Publié le 7 novembre 2025. Une avancée majeure dans la lutte contre le cancer colorectal métastatique : des chercheurs espagnols lèvent enfin le voile sur les mécanismes qui rendent cette forme agressive de la maladie résistante à l’immunothérapie, l’une des pistes thérapeutiques les plus prometteuses.
- Une nouvelle étude révèle une « double barrière » tumorale qui bloque l’action des lymphocytes T, les soldats du système immunitaire.
- La molécule TGF-β joue un rôle central dans l’activation de cette défense tumorale, ouvrant la voie à de nouvelles stratégies thérapeutiques.

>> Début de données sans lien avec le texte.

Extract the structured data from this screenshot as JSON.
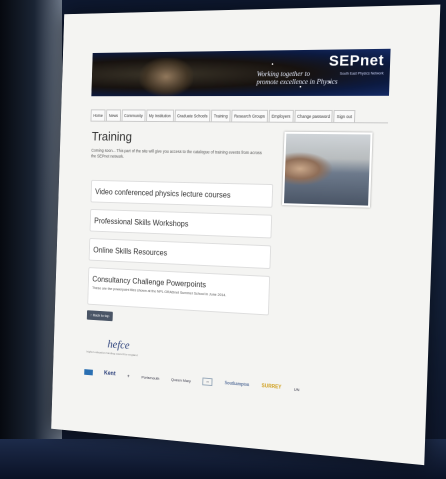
{
  "banner": {
    "logo": "SEPnet",
    "logo_sub": "South East Physics Network",
    "tagline_1": "Working together to",
    "tagline_2": "promote excellence in Physics"
  },
  "nav": {
    "tabs": [
      "Home",
      "News",
      "Community",
      "My Institution",
      "Graduate Schools",
      "Training",
      "Research Groups",
      "Employers",
      "Change password",
      "Sign out"
    ]
  },
  "main": {
    "title": "Training",
    "intro": "Coming soon... This part of the site will give you access to the catalogue of training events from across the SEPnet network.",
    "panels": [
      {
        "title": "Video conferenced physics lecture courses",
        "desc": ""
      },
      {
        "title": "Professional Skills Workshops",
        "desc": ""
      },
      {
        "title": "Online Skills Resources",
        "desc": ""
      },
      {
        "title": "Consultancy Challenge Powerpoints",
        "desc": "These are the powerpoint files shown at the NPL GRADnet Summer School in June 2014."
      }
    ],
    "back_to_top": "↑ Back to top"
  },
  "footer": {
    "hefce": "hefce",
    "hefce_sub": "higher education funding council for england",
    "logos": [
      "Kent",
      "Portsmouth",
      "Queen Mary",
      "Southampton",
      "SURREY",
      "UN"
    ]
  }
}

- Ces découvertes pourraient mener à la conception de thérapies combinées pour les patients aujourd’hui sans options efficaces.
L’immunothérapie, qui consiste à stimuler le propre système immunitaire du patient pour qu’il attaque les cellules cancéreuses, a révolutionné le traitement de nombreux cancers. Cependant, dans le cas du cancer colorectal métastatique, son efficacité reste limitée. Une équipe de recherche dirigée par les docteurs Eduard Batlle et Alejandro Prados de l’Institut de recherche biomédicale (IRB Barcelone) et membres du CIBERONC, aux côtés du Dr Holger Heyn du Centre national d’analyse génomique (CNAG), et financée par l’Association espagnole contre le cancer, a enfin élucidé les raisons de cette résistance. Les résultats de leur étude ont été publiés ce vendredi dans la prestigieuse revue ‘Nature Genetics’.
Le cancer colorectal est le cancer le plus diagnostiqué en Espagne, avec plus de 44 000 nouveaux cas chaque année. Malheureusement, les métastases demeurent la principale cause de décès. La présente recherche, menée à l’aide de modèles animaux et d’échantillons de patients, démontre que la tumeur développe une stratégie de défense sophistiquée. Elle érige une double barrière pour déjouer le système immunitaire : d’une part, elle empêche l’arrivée des lymphocytes T, des cellules immunitaires clés, dans la zone tumorale ; d’autre part, elle limite la prolifération et l’action des rares lymphocytes qui parviennent à s’infiltrer.
Les chercheurs ont identifié la molécule TGF-β comme le chef d’orchestre de cette double stratégie anti-immunitaire. Plus encore, des expériences en laboratoire ont confirmé que le blocage de cette molécule permet aux lymphocytes T d’accéder à la tumeur et renforce leur capacité à l’attaquer. Bien qu’il existe des médicaments capables d’inhiber le TGF-β, leur utilisation est actuellement restreinte par des effets secondaires significatifs et leur déploiement reste confiné à des essais cliniques. L’étude ouvre également la piste à d’autres approches ciblant les molécules activées par le TGF-β pour déclencher cette barrière, des voies qui devront également faire l’objet de validations futures.
Ces avancées ouvrent des perspectives prometteuses pour le développement de thérapies combinées, associant l’immunothérapie à d’autres traitements, afin d’offrir de nouvelles options aux patients atteints de cancer colorectal métastatique, pour qui les alternatives thérapeutiques sont aujourd’hui encore insuffisantes.